Furthermore, when DCA (100 μM) was added to cell culture medium, the ‘presumed’ inhibition of PDK, as described in [61], partially restores the enzymatic activity of the mitochondrial complex in S-K5 cells where a further increase up to a maximum of about 20 % was detected. On the other hand, DCA treatment was without effect on S-K25 sample.
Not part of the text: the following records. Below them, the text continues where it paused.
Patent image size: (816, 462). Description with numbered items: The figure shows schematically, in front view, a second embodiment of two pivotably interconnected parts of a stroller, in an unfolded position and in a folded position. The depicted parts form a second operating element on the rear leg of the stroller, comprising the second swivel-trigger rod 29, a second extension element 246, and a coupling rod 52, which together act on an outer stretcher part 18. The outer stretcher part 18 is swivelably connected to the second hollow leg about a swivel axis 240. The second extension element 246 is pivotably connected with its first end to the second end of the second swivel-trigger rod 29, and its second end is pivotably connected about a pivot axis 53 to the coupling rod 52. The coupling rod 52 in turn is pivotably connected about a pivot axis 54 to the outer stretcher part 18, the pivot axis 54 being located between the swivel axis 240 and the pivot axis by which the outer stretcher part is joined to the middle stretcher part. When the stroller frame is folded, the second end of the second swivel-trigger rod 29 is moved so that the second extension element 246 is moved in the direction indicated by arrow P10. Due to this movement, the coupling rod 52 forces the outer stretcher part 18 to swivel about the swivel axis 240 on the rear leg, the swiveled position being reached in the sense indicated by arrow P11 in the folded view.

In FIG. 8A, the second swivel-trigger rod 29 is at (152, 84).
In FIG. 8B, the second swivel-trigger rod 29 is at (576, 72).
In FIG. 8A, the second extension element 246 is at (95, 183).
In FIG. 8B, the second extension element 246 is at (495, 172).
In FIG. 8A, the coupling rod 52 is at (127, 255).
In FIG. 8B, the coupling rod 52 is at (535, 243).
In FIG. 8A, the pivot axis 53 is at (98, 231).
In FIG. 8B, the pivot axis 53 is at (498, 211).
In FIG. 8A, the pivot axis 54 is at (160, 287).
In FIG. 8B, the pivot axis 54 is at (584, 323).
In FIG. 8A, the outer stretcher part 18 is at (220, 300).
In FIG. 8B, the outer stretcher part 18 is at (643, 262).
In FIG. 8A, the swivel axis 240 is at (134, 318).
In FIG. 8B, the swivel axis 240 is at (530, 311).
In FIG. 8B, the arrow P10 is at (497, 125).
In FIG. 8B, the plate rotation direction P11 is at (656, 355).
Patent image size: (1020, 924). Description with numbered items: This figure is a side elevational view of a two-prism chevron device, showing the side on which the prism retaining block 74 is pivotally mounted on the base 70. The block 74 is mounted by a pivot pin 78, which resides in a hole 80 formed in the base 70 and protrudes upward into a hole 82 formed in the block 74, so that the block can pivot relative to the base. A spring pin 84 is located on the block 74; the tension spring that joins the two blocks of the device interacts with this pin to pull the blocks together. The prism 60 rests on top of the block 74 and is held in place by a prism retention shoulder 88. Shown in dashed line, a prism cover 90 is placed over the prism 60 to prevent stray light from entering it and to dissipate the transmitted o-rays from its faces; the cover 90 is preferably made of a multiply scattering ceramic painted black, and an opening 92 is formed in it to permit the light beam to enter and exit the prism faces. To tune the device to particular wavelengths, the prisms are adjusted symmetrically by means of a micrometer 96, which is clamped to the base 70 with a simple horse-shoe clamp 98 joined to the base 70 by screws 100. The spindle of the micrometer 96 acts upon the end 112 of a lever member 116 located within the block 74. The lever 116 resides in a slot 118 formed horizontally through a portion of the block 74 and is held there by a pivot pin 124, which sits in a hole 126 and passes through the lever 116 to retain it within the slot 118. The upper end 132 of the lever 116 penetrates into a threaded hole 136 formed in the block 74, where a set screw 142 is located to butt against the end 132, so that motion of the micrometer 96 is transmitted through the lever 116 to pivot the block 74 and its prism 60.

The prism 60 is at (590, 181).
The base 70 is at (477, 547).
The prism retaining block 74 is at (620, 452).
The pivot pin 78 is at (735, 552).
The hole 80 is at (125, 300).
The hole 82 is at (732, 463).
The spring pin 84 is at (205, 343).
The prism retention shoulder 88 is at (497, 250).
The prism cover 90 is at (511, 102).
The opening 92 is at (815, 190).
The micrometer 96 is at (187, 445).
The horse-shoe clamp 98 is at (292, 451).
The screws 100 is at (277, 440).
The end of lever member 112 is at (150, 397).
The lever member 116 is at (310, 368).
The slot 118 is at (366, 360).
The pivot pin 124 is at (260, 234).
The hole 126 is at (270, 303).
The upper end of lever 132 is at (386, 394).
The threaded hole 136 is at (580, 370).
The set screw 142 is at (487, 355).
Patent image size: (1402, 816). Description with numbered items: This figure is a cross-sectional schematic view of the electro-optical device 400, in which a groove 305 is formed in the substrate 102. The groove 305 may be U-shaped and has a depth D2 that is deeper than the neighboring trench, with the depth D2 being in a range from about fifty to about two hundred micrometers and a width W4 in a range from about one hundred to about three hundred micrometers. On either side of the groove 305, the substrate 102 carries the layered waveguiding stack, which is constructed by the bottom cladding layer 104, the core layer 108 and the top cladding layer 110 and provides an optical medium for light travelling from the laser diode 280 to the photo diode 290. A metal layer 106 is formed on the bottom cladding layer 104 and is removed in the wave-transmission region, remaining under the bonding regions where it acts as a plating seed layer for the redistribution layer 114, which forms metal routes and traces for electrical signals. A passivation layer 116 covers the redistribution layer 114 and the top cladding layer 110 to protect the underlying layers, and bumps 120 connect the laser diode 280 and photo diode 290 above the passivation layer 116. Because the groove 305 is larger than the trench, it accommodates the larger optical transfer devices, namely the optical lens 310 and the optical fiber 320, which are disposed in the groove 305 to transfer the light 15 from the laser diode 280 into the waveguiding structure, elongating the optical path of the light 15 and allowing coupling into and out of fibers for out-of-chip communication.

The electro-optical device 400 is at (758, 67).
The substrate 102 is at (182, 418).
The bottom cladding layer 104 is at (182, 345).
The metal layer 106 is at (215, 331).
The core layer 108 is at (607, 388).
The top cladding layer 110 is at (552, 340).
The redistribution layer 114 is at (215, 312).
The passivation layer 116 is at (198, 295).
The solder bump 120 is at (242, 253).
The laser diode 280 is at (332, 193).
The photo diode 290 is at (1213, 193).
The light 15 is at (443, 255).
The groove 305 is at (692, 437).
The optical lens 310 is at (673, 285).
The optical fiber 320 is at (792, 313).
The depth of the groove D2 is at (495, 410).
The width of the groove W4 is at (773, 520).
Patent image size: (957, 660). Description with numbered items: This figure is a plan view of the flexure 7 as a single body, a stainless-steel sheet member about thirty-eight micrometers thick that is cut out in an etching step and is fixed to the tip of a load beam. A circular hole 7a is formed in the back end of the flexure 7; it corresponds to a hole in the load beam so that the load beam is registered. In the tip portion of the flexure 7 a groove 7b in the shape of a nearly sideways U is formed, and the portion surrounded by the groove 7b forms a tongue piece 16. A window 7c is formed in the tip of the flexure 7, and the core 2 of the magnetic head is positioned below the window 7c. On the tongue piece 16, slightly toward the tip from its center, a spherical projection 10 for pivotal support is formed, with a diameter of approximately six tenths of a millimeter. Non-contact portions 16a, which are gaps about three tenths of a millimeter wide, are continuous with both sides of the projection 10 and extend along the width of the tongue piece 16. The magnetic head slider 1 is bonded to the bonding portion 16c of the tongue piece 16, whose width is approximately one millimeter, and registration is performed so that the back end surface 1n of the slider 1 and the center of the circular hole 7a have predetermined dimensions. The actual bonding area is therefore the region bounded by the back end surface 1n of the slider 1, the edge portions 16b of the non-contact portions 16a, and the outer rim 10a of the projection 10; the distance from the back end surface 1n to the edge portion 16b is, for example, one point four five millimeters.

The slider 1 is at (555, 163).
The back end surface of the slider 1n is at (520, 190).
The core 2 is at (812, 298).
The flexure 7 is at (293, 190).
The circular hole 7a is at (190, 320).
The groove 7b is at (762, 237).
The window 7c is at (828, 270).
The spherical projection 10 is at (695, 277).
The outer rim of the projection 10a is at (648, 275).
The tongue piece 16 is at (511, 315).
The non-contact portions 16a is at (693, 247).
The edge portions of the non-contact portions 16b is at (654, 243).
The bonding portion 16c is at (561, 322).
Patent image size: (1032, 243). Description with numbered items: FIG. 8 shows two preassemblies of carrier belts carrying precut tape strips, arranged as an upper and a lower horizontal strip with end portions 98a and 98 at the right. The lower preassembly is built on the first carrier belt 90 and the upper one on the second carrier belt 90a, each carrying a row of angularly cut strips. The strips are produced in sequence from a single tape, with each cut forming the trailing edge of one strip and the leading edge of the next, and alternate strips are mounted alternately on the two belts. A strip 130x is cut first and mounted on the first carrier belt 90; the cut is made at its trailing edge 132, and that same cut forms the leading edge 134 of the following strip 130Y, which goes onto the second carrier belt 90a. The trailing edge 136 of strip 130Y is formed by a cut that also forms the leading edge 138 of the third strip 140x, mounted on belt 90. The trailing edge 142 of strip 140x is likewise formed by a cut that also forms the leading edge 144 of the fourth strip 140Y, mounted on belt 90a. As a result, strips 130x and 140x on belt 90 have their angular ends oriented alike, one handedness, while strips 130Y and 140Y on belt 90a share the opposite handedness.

It should be highlighted that, since the spectrophotometric assay of PDC requires appropriate cofactors as well as experimental tips based on the known properties of PDC [62], the following checks were always performed to make the enzymatic assay in good faith:
-
(i)
Addition of pyruvate, CoA, and NAD was obligatory for the detection of PDC activity;
-
(ii)
Omission of TPP led to significantly decreased enzyme activity (Fig. 5B);
-
(iii)
Specificity of PDC activity was confirmed by complete inhibition with the specific inhibitor 3-fluoropyruvate (FluoroPYR, 5 mM) [63] (Fig. 5B);
-
(iv)
That NADH oxidation was due exclusively to PDC was verified by measuring the complex activity in the presence of either 2-n-ecylquinazolin-4-yl-amine (DQA, 1 μM) [64] or OXA (10 mM) [65], inhibitors of complex I and LDH, enzymes able to oxidize NADH. Both inhibitors proved to have no effect on PDC activity (Fig. 5B).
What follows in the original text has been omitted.